Prétendre retrouver les traces de l’élaboration d’un chef d’œuvre pour comprendre les mécanismes qui ont conduit à cette perfection est un jeu illusoire. Car, comme le dit un proverbe, « nous n’étions pas là à tenir la chandelle lorsque cela a été écrit ». Cependant, il n’est pas interdit de s’amuser à des petits « jeux de déconstructions » qui nous renseignent sur certains aspects stylistiques de telle ou telle œuvre. C’est ce à quoi je me suis livré avec le début du Requiem de Mozart. Ces pages sont parmi les plus poignantes et les plus bouleversantes que le compositeur nous ait donné. Les harmonies chromatiques, les retards, les dissonances qui parsèment les canons qui débutent l’Introït contribuent grandement à intensifier ce climat tragique. J’ai tenté l’expérience qui consiste d’abord à soustraire de cette musique tous ces éléments expressifs, afin d’en extraire ce qui pourrait être un « canevas » à partir duquel Mozart aurait pu élaborer cette savante construction. En les réintégrant progressivement, on est frappé par l’émergence d’un style extraordinairement expressif qui se construit à partir de ce qui n’est au départ qu’un exercice de contrepoint, composé en suivant les règles les plus traditionnelles de l’écriture polyphonique.

Les deux canons dans leurs versions originales.

Cet Introït débute par deux canons, le premier est joué par les 2 cors de basset et 2 bassons, et le second, après la transition donnée aux trombones, fait intervenir le chœur. Voici, dans sa version purement instrumentale, le premier d’entre eux, tel que Mozart l’a composé :

Voici maintenant le second :

Un canevas originel ?

Si l’on retire de cette partition les mouvements internes des voix, qui créent toute la richesse de cette musique, tout en conservant le canevas harmonique, on obtient le canon suivant pour le premier passage :

Le même procédé, appliqué au second canon, donne le résultat suivant :

On ne dira pas qu’il s’agit ici d’une musique sans qualité, mais cela aurait très bien pu être un exercice écrit par n’importe quel élève consciencieux dans l’étude du contrepoint. Est-ce sûr ? Pas si sûr que cela ! Ces deux canons ont quand même quelque chose qui les différencie. Ils se ressemblent, mais on n’a pas l’impression, lorsque le second commence, d’entendre exactement la même chose que la première fois. Il y a un petit secret qui déjà fait une grande différence. Lorsqu’on les écoute attentivement, on s’aperçoit que la distance qui sépare l’entrée des voix n’est pas la même dans chaque canon.

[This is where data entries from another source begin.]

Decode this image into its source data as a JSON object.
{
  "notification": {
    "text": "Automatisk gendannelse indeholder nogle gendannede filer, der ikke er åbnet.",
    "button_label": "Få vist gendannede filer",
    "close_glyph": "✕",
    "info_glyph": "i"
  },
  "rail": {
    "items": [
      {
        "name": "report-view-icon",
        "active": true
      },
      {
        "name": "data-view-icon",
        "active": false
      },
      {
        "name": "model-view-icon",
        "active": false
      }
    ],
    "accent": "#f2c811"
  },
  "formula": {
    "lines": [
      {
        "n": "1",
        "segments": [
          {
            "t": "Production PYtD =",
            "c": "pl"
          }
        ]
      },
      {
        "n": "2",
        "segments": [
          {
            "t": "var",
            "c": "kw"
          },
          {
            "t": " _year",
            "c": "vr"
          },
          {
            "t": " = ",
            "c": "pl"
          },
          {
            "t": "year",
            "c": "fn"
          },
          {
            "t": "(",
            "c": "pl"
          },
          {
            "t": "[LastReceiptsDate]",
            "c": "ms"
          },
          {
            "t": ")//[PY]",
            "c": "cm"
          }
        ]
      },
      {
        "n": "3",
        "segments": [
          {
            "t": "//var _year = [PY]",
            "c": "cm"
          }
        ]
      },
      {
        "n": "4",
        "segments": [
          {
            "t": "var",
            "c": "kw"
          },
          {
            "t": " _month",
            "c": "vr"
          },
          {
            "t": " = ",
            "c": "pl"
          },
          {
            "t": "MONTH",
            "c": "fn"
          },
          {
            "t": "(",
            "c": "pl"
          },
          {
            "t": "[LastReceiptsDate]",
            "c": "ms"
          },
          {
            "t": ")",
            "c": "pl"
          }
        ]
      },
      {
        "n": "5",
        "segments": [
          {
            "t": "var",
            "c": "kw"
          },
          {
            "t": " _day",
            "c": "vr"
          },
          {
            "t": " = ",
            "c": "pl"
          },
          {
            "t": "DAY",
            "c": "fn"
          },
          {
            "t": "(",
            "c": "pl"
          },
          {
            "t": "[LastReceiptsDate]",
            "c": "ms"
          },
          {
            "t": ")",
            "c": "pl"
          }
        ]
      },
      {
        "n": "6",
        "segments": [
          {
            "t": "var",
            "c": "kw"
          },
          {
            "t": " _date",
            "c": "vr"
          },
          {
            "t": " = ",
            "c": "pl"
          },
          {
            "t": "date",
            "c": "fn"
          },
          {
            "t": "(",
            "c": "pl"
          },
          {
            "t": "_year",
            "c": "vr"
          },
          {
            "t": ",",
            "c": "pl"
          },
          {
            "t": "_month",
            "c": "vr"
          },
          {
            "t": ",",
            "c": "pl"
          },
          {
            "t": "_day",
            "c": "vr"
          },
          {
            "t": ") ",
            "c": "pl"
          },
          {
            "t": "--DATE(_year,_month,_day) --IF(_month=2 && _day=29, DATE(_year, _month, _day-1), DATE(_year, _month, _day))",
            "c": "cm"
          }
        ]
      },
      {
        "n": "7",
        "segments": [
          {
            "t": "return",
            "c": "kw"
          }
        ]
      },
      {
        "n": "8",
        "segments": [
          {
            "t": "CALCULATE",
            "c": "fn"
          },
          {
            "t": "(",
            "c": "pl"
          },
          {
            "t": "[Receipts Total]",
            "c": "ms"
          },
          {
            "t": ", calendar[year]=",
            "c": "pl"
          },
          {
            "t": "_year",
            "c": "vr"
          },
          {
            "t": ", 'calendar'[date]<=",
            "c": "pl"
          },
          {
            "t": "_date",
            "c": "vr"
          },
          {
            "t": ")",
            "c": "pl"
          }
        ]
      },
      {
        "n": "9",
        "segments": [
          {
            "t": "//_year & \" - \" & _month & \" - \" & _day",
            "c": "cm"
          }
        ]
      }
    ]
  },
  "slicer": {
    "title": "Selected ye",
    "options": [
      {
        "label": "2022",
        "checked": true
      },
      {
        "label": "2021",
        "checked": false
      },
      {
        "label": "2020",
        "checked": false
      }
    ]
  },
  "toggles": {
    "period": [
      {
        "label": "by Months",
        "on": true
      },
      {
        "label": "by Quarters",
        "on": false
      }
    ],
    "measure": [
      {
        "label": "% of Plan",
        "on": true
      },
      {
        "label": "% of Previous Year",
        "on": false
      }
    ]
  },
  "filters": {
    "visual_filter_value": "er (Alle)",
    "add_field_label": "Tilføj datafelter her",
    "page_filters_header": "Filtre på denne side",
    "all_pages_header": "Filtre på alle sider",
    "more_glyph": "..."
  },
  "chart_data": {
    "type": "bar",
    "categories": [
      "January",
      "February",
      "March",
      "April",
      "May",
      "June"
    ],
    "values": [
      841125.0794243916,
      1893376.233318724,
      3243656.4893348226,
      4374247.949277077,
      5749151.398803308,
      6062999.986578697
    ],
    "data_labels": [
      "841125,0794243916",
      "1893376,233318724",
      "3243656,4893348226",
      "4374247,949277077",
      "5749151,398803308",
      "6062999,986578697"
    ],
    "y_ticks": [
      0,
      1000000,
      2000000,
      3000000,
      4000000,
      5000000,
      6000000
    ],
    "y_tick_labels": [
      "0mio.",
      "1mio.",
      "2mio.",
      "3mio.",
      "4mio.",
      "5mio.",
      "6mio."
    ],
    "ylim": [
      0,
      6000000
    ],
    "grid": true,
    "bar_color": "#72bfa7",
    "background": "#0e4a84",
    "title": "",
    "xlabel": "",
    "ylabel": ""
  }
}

Lors du second canon les voix sesuccèdent de façon très rapprochées, comme dans un strette, et elles entrent du grave à l’aigu. Il y aurait-il un miracle qui ferait que ce motif pourrait tout aussi bien se superposer à lui-même suivant différentes positions et dans un ordonnancement temporel variable ? Non. Il est clair que Mozart tenait avant tout à cette progression qui part des ténèbre et s’ouvre vers les régions lumineuses. Et pour cela il a dû modifier quelque peu la conduite de ses voix internes. Toutes ces avancées montrent que, bien avant l’introduction des harmonies chromatiques, des retards et des notes de passage qui forgeront le « style » inimitable de Mozart, l’agencement de ces deux canons l’un par rapport à l’autre, est déjà le fruit d’une science de l’écriture et des tensions dramatiques qui est à proprement parler géniale.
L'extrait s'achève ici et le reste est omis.